Sekretaris Panitia Pagelaran Seni Budaya NTT Venus Esong mengatakan pagelaran seni budaya ini untuk merekatkan kembali hubungan persahabatan dan persaudaraan antara warga NTT dengan warga Bangka Belitung yang telah dirintis oleh pahlawan Bangka Depati Amir.

"Kami ingin merajut kembali benang persahabatan dan persaudaraan antara Bangka Belitung dan Timor, NTT lewat pentas budaya ini dengan mengangkat ketokohan Depati Amir sebagai simpul persahabatan dan persaudaraan antara rakyat Bangka Belitung dan rakyat Nusa Tenggara Timur," katanya.

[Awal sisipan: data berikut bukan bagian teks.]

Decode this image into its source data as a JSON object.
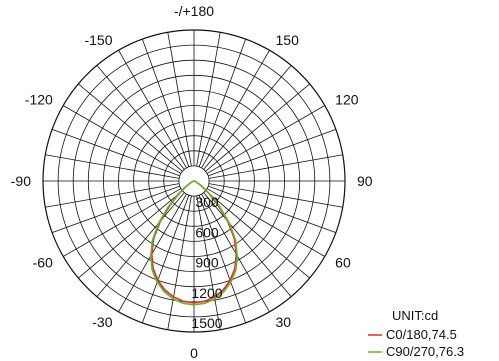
{
  "chart_data": {
    "type": "polar",
    "angle_labels": [
      {
        "angle": 180,
        "text": "-/+180"
      },
      {
        "angle": 150,
        "text": "150"
      },
      {
        "angle": -150,
        "text": "-150"
      },
      {
        "angle": 120,
        "text": "120"
      },
      {
        "angle": -120,
        "text": "-120"
      },
      {
        "angle": 90,
        "text": "90"
      },
      {
        "angle": -90,
        "text": "-90"
      },
      {
        "angle": 60,
        "text": "60"
      },
      {
        "angle": -60,
        "text": "-60"
      },
      {
        "angle": 30,
        "text": "30"
      },
      {
        "angle": -30,
        "text": "-30"
      },
      {
        "angle": 0,
        "text": "0"
      }
    ],
    "radial_ticks": [
      {
        "value": 300,
        "text": "300"
      },
      {
        "value": 600,
        "text": "600"
      },
      {
        "value": 900,
        "text": "900"
      },
      {
        "value": 1200,
        "text": "1200"
      },
      {
        "value": 1500,
        "text": "1500"
      }
    ],
    "radial_max": 1500,
    "unit_label": "UNIT:cd",
    "series": [
      {
        "name": "C0/180,74.5",
        "color": "#d9302a",
        "angles": [
          0,
          5,
          10,
          15,
          20,
          25,
          30,
          35,
          40,
          45,
          50,
          55,
          60,
          70,
          90
        ],
        "values": [
          1210,
          1200,
          1170,
          1120,
          1050,
          960,
          840,
          700,
          520,
          330,
          190,
          100,
          50,
          15,
          0
        ]
      },
      {
        "name": "C90/270,76.3",
        "color": "#6ab030",
        "angles": [
          0,
          5,
          10,
          15,
          20,
          25,
          30,
          35,
          40,
          45,
          50,
          55,
          60,
          70,
          90
        ],
        "values": [
          1230,
          1220,
          1190,
          1140,
          1070,
          980,
          860,
          720,
          550,
          360,
          210,
          110,
          55,
          15,
          0
        ]
      }
    ]
  }
}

Depati Amir dikenang jasa-jasanya untuk oleh kedua warga serumpun, karena
kegigihannya dalam menentang kolonialisme Belanda yang ingin menguasai dan mengeruk Timah dari tanah Bangka dan Belitung pada masa kolonialisme.

Akibat kegigihannya tersebut, Depati Amir dibuang oleh Belanda ke sebuah
perkampungan sunyi di ujung barat Pulau Timor bernama Kampung Air Mata pada 1851.

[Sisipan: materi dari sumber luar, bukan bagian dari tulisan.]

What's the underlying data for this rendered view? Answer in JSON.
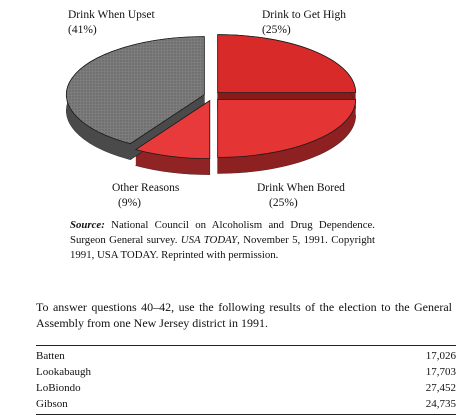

Depati Amir mengarungi lautan dengan sebuah perahu dari Tanah Bangka menuju Kupang hampir setahun lamanya. Koloni Belanda sangat ketakutan jika Depati Amir tetap dibiarkan hidup di Tanah Bangka, karena pengaruhnya sangat kuat untuk memprovokasi rakyat melawan Belanda.

Sejarah Perjuangan mereka terekam dalam berbagai buku dan tulisan. Berawal dari Depati Bahren menurun ke anaknya Depati Amir, Panglima Hamzah, Sajida bersama Batin Tikal, Kreopanting dan penerusnya berjuang di segala distrik di penjuru Pulau Bangka.

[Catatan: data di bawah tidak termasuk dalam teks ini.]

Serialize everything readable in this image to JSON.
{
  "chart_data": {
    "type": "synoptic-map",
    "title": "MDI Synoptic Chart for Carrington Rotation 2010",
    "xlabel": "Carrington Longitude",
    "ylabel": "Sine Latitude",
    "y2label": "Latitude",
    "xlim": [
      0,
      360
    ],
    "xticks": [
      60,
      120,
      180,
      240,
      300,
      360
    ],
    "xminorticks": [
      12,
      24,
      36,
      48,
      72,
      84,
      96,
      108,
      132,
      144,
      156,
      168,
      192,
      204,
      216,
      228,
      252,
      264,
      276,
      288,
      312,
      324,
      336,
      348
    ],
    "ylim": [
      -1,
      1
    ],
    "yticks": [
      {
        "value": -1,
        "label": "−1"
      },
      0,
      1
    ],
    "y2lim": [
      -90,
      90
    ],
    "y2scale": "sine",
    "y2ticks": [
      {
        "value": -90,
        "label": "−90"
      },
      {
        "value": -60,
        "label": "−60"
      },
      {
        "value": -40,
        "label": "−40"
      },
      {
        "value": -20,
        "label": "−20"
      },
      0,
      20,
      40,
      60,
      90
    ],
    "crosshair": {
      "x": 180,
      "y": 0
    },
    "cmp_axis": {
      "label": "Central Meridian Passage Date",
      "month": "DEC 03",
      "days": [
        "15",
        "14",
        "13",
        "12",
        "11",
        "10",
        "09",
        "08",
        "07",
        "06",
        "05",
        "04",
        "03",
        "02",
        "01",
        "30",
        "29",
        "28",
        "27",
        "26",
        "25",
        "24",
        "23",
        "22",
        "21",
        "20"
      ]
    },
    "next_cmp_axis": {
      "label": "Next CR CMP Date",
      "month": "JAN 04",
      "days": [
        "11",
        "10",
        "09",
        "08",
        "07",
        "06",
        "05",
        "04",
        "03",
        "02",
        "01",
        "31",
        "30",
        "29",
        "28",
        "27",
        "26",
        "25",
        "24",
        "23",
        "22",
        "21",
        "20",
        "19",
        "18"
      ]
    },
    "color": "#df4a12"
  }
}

Perlawanan Rakyat Bangka melalui Perang Amir telah berlangsung antara tahun 1848-1851 merupakan kelanjutan perlawanan Depati Bahrin sejak 1820-1848.

Seluruh penjuru Pulau Bangka dijadikan tanah perjuangan, pertahanan dan
perlawanan, sedangkan pertempuran terbesar terjadi di daerah Mendara, Cepurak, Bakam, Tajau Belah dan Ketiping.

Dalam pertempuran di Cepurak dan Bakam dua perwira militer Belanda, masing-masing Kapten Casembroot dan Doorschot tewas.

Pertempuran yang melelahkan itu berlangsung hampir tiga tahun tanpa henti dengan penyergapan dan pengepungan dipimpin oleh Lettu Dekker di Cepurak pada tanggal 27 Nopember 1850 dan pada bulan Desember 1850, Depati Amir dan Panglima Hamzah beserta pengikutnya berhasil meloloskan diri.

Dalam kondisi lemah dan sakit Depati Amir dan Panglima Hamzah berhasil ditangkap oleh koloni Belanda pada tanggal 7 januari 1851 lalu dibawa ke Bakam, kemudian dibawa ke Belinyu pada tanggal 16 Januari 1851, selanjutnya di bawa ke Mentok.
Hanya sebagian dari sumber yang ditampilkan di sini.